Değerlerimizi teker teker yitirirken, milyonlarca mülteciye de yavaş yavaş alıştırıldık. Bu değişimlerin izleri, toplumun her köşesinde derin yaralar açıyor artık.
Erozyona Uğrayan Değerlerimiz
Yavaş yavaş çalınan değerlerimize alıştık, alıştırıldık!
Toplumun temel direkleri olan adalet, dürüstlük, eşitlik gibi kavramlar, zaman içinde aşındı. Kaybettiklerimizin ardından oluşan boşluklar dolmadı. Aksine, toplumun vicdanında derin yarıklar meydana geldi. Hukukun üstünlüğüne olan güven zayıfladı. Adalet, artık yalnızca bir kelimeden ibaret.
Daralan Özgürlük Alanları
Düşünce özgürlüğü yavaş yavaş sınırlandırılırken, eleştirinin değeri düşürüldü.
Farklı seslere tahammül azalırken, toplumsal alanlarda korku hakimiyet kurdu! Sesini hafiften çıkaranlar, “kral çıplak” diyenler, haksızlıklara itiraz edenler önce itibar suikastine uğruyor; susmazlarsa can ve mal güvenliği tehdit ediliyor.
Yavaş Yavaş Sessizleştirildik
Eleştirel düşüncenin yerini zamanla suskunluk aldı. Toplum, sessizliği bir kabullenme olarak içselleştirdi. Yavaş yavaş baskının doğal bir süreç olarak görülmesine tanık olduk!
Fakirleşmenin Gölgesi
Yavaş yavaş fakirleşmenin yükü omuzlarımıza bindi! Ancak biz buna da yavaş yavaş alıştırıldık.
Ekonomik daralma, yaşam standartlarımızı düşürürken geçim sıkıntısı hayatımızın ayrılmaz bir parçası haline geldi. Artık en temel ihtiyaçlar bile lüks olarak algılanıyor. Devletin sahip olduğu kurumların sessizce özelleştirilmesine de alıştırıldık.
Eğitimde Gerileme
Eğitim, gelecek nesillerin temel taşı olmasına rağmen, bu alanda da büyük geri adımlar attık.
Eğitime erişim zorlaştı, fırsat eşitliği kayboldu. Gençlerin geleceğini daha iyiye taşıyacak eğitim kalitesizleşirken, toplum yarınlarını belirsizliğe terk etti.
Milli Duyguların Yitimi
Milli duygular, toplumsal bağların güçlendiği bir alandır. Ancak bu alanda da yavaş yavaş soğuduk. Milli hislerimizi kaybettik, toplumun ortak değerlerine yabancılaştık. Bu durum, toplumsal bölünmeleri daha da derinleştirdi.

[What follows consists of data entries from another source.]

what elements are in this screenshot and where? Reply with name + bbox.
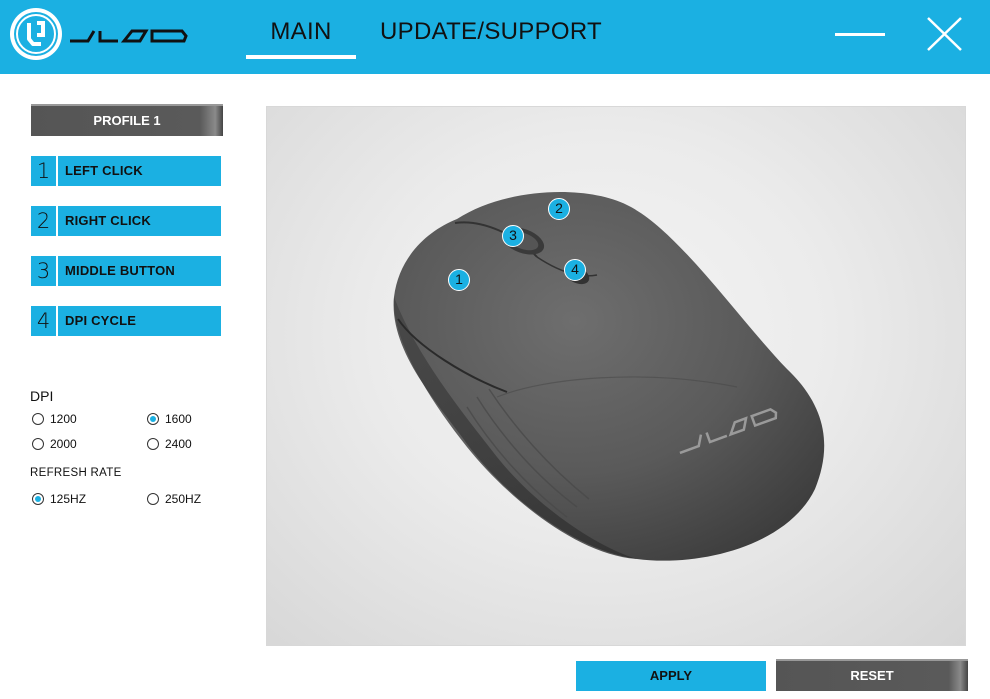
radio-label: 125HZ <box>50 492 87 506</box>
marker-4[interactable]: 4 <box>564 259 586 281</box>
button-assign-left-click[interactable]: 1 LEFT CLICK <box>31 156 221 186</box>
mouse-preview-panel: 1 2 3 4 <box>266 106 966 646</box>
close-button[interactable] <box>924 14 966 54</box>
button-number: 2 <box>31 206 58 236</box>
radio-indicator <box>32 438 44 450</box>
reset-button[interactable]: RESET <box>776 659 968 691</box>
dpi-radio-1600[interactable]: 1600 <box>147 411 227 427</box>
tab-update-support[interactable]: UPDATE/SUPPORT <box>380 18 602 46</box>
radio-label: 2400 <box>165 437 192 451</box>
minimize-icon <box>835 33 885 36</box>
dpi-radio-2000[interactable]: 2000 <box>32 436 112 452</box>
radio-indicator <box>147 438 159 450</box>
marker-2[interactable]: 2 <box>548 198 570 220</box>
marker-1[interactable]: 1 <box>448 269 470 291</box>
dpi-heading: DPI <box>30 388 54 404</box>
button-label: MIDDLE BUTTON <box>65 263 175 278</box>
tab-main[interactable]: MAIN <box>246 18 356 46</box>
radio-label: 1600 <box>165 412 192 426</box>
button-assign-dpi-cycle[interactable]: 4 DPI CYCLE <box>31 306 221 336</box>
button-label: LEFT CLICK <box>65 163 143 178</box>
refresh-radio-250hz[interactable]: 250HZ <box>147 491 227 507</box>
button-assign-middle-button[interactable]: 3 MIDDLE BUTTON <box>31 256 221 286</box>
close-icon <box>927 17 962 51</box>
refresh-rate-heading: REFRESH RATE <box>30 467 122 479</box>
dpi-radio-1200[interactable]: 1200 <box>32 411 112 427</box>
jlab-logo <box>10 8 188 60</box>
button-number: 4 <box>31 306 58 336</box>
button-label: DPI CYCLE <box>65 313 137 328</box>
radio-indicator <box>147 413 159 425</box>
profile-selector[interactable]: PROFILE 1 <box>31 104 223 136</box>
radio-label: 250HZ <box>165 492 202 506</box>
radio-indicator <box>147 493 159 505</box>
radio-label: 1200 <box>50 412 77 426</box>
minimize-button[interactable] <box>834 18 886 52</box>
radio-indicator <box>32 493 44 505</box>
top-bar: MAIN UPDATE/SUPPORT <box>0 0 990 74</box>
marker-3[interactable]: 3 <box>502 225 524 247</box>
active-tab-indicator <box>246 55 356 59</box>
button-number: 3 <box>31 256 58 286</box>
dpi-radio-2400[interactable]: 2400 <box>147 436 227 452</box>
mouse-image <box>393 192 825 561</box>
button-assign-right-click[interactable]: 2 RIGHT CLICK <box>31 206 221 236</box>
apply-button[interactable]: APPLY <box>576 661 766 691</box>
refresh-radio-125hz[interactable]: 125HZ <box>32 491 112 507</box>
radio-label: 2000 <box>50 437 77 451</box>
button-number: 1 <box>31 156 58 186</box>
button-label: RIGHT CLICK <box>65 213 151 228</box>
radio-indicator <box>32 413 44 425</box>
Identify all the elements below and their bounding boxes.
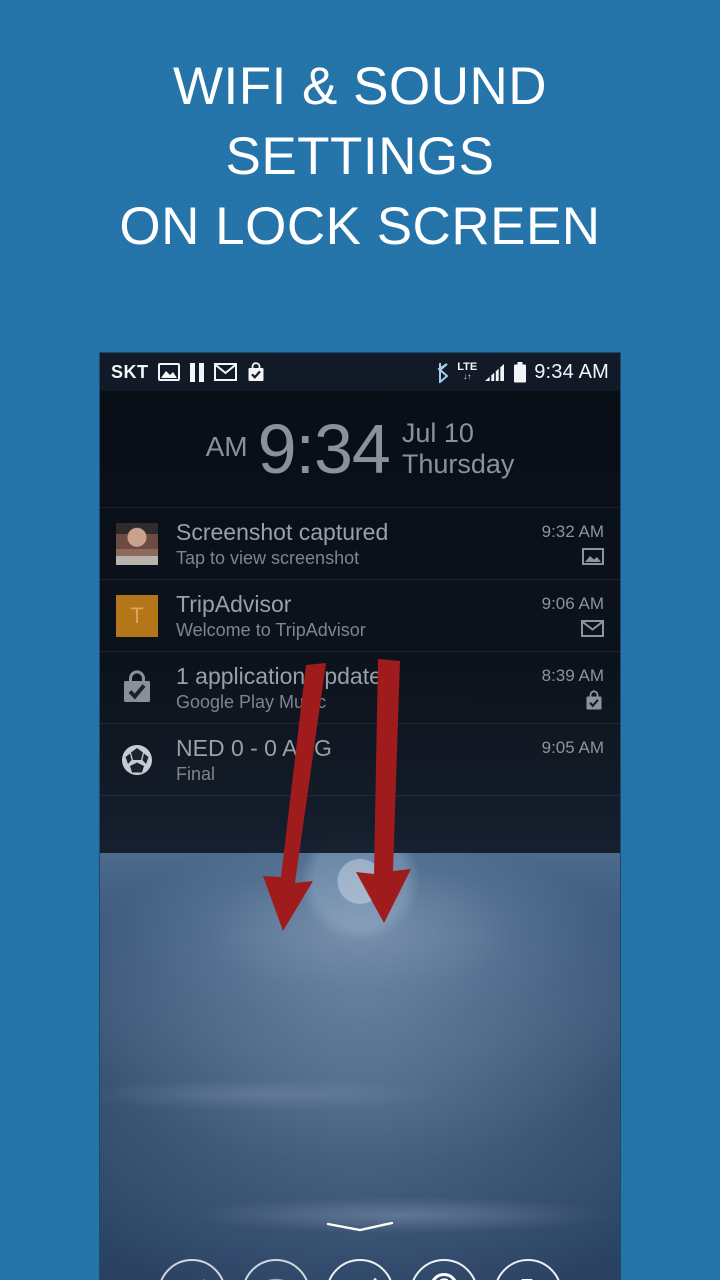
bluetooth-icon: [437, 362, 449, 383]
notification-body: 1 application updated Google Play Music: [176, 662, 532, 714]
pause-icon: [189, 362, 204, 382]
sound-toggle[interactable]: [326, 1259, 394, 1280]
quick-toggle-row: [100, 1259, 620, 1280]
notification-title: Screenshot captured: [176, 518, 389, 545]
promo-headline: WIFI & SOUND SETTINGS ON LOCK SCREEN: [0, 52, 720, 262]
camera-toggle[interactable]: [494, 1259, 562, 1280]
clock-time: 9:34: [257, 410, 391, 488]
notification-time: 9:06 AM: [541, 593, 604, 613]
notification-subtitle: Welcome to TripAdvisor: [176, 619, 366, 640]
headline-line-1: WIFI & SOUND: [172, 57, 548, 116]
soccer-ball-icon: [116, 739, 158, 781]
carrier-label: SKT: [111, 361, 149, 382]
notification-title: NED 0 - 0 ARG: [176, 734, 332, 761]
notification-row-tripadvisor[interactable]: T TripAdvisor Welcome to TripAdvisor 9:0…: [100, 579, 620, 651]
mirror-toggle[interactable]: [410, 1259, 478, 1280]
notification-time: 9:32 AM: [541, 521, 604, 541]
notification-subtitle: Tap to view screenshot: [176, 547, 360, 568]
notification-list: Screenshot captured Tap to view screensh…: [100, 507, 620, 796]
headline-line-3: ON LOCK SCREEN: [119, 197, 601, 256]
notification-meta: 9:32 AM: [542, 519, 604, 569]
play-store-icon: [248, 362, 263, 381]
notification-meta: 8:39 AM: [542, 663, 604, 713]
notification-list-divider: [100, 795, 620, 796]
notification-body: TripAdvisor Welcome to TripAdvisor: [176, 590, 532, 642]
notification-row-app-update[interactable]: 1 application updated Google Play Music …: [100, 651, 620, 723]
lte-arrows: ↓↑: [463, 372, 472, 381]
battery-icon: [514, 361, 527, 382]
notification-subtitle: Final: [176, 763, 216, 784]
image-icon: [157, 363, 180, 381]
gmail-icon: [581, 620, 604, 637]
notification-body: NED 0 - 0 ARG Final: [176, 734, 532, 786]
lte-icon: LTE ↓↑: [457, 362, 477, 382]
screenshot-photo-thumb: [116, 522, 158, 565]
notification-time: 9:05 AM: [541, 737, 604, 757]
tripadvisor-letter: T: [116, 594, 158, 637]
clock-date: Jul 10: [401, 418, 474, 448]
image-icon: [582, 548, 604, 565]
status-bar-clock: 9:34 AM: [534, 360, 609, 383]
gmail-icon: [213, 363, 237, 381]
notification-row-score[interactable]: NED 0 - 0 ARG Final 9:05 AM: [100, 723, 620, 795]
notification-meta: 9:06 AM: [542, 591, 604, 641]
phone-screenshot: SKT LTE ↓↑ 9:34 AM AM 9:34 Jul 10 Thursd…: [100, 353, 620, 1280]
signal-icon: [485, 363, 505, 381]
notification-body: Screenshot captured Tap to view screensh…: [176, 518, 532, 570]
headline-line-2: SETTINGS: [225, 127, 495, 186]
play-store-icon: [116, 667, 158, 709]
flashlight-off-toggle[interactable]: [158, 1259, 226, 1280]
notification-time: 8:39 AM: [541, 665, 604, 685]
notification-meta: 9:05 AM: [542, 735, 604, 785]
wifi-off-toggle[interactable]: [242, 1259, 310, 1280]
tripadvisor-icon: T: [116, 594, 158, 637]
status-bar-left: SKT: [111, 362, 266, 383]
notification-row-screenshot[interactable]: Screenshot captured Tap to view screensh…: [100, 507, 620, 579]
notification-title: TripAdvisor: [176, 590, 292, 617]
status-bar: SKT LTE ↓↑ 9:34 AM: [100, 353, 620, 391]
play-store-icon: [586, 690, 602, 710]
lockscreen-clock-widget: AM 9:34 Jul 10 Thursday: [100, 391, 620, 507]
status-bar-right: LTE ↓↑ 9:34 AM: [436, 361, 609, 384]
panel-handle-icon[interactable]: [324, 1222, 396, 1232]
notification-title: 1 application updated: [176, 662, 395, 689]
clock-date-block: Jul 10 Thursday: [402, 418, 515, 480]
notification-subtitle: Google Play Music: [176, 691, 327, 712]
clock-ampm: AM: [205, 431, 248, 462]
clock-weekday: Thursday: [401, 449, 515, 479]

Manevi ve Kültürel Erozyon
Manevi değerlerin aşınmasına da yavaş yavaş şahit olduk.
İnançlarımız, geleneklerimiz ve kültürel kimliğimiz gözden düştü. Toplumun ruhunu diri tutan bu değerler, birer birer yok olmaya yüz tuttu. Herkesin kendini köksüz hissettiği bir noktaya geldik.
Ve Yavaş Yavaş Gelen Mültecilere Alıştırıldık
Göçmen akını, toplumsal yapıyı yeniden şekillendirirken kültürel dokumuzu da değiştirdi. İş gücü, ekonomi ve demografik yapıda yeni dengelere ayak uydurmaya çalışıyoruz. Ancak bu süreç, toplumun sosyal yapısını derinden etkiledi.
Yavaş Yavaş Kabullendiğimiz Değişimle Yüzleşme Vakti
Bugün geldiğimiz noktada, yavaş yavaş kaybettiklerimizin toplumsal bedellerini daha derin bir şekilde hissediyoruz!
Belki de bu sürecin en tehlikelisi, her şeyi olağan görmemizdir. Artık durup düşünmenin, kaybettiklerimizi geri kazanmanın ve geleceğimizi yeniden inşa etmenin vakti geldi mi? Yoksa daha birkaç yavaş alıştırma daha mı bekliyor bizi? Yavaş yavaş da eyalet sistemine, Türkiye’nin bölünmesine, Apo’nun meclise çıkmasına da mı alışacağız?
Aziz Türk Milleti, her birinizi canımdan çok seviyorum.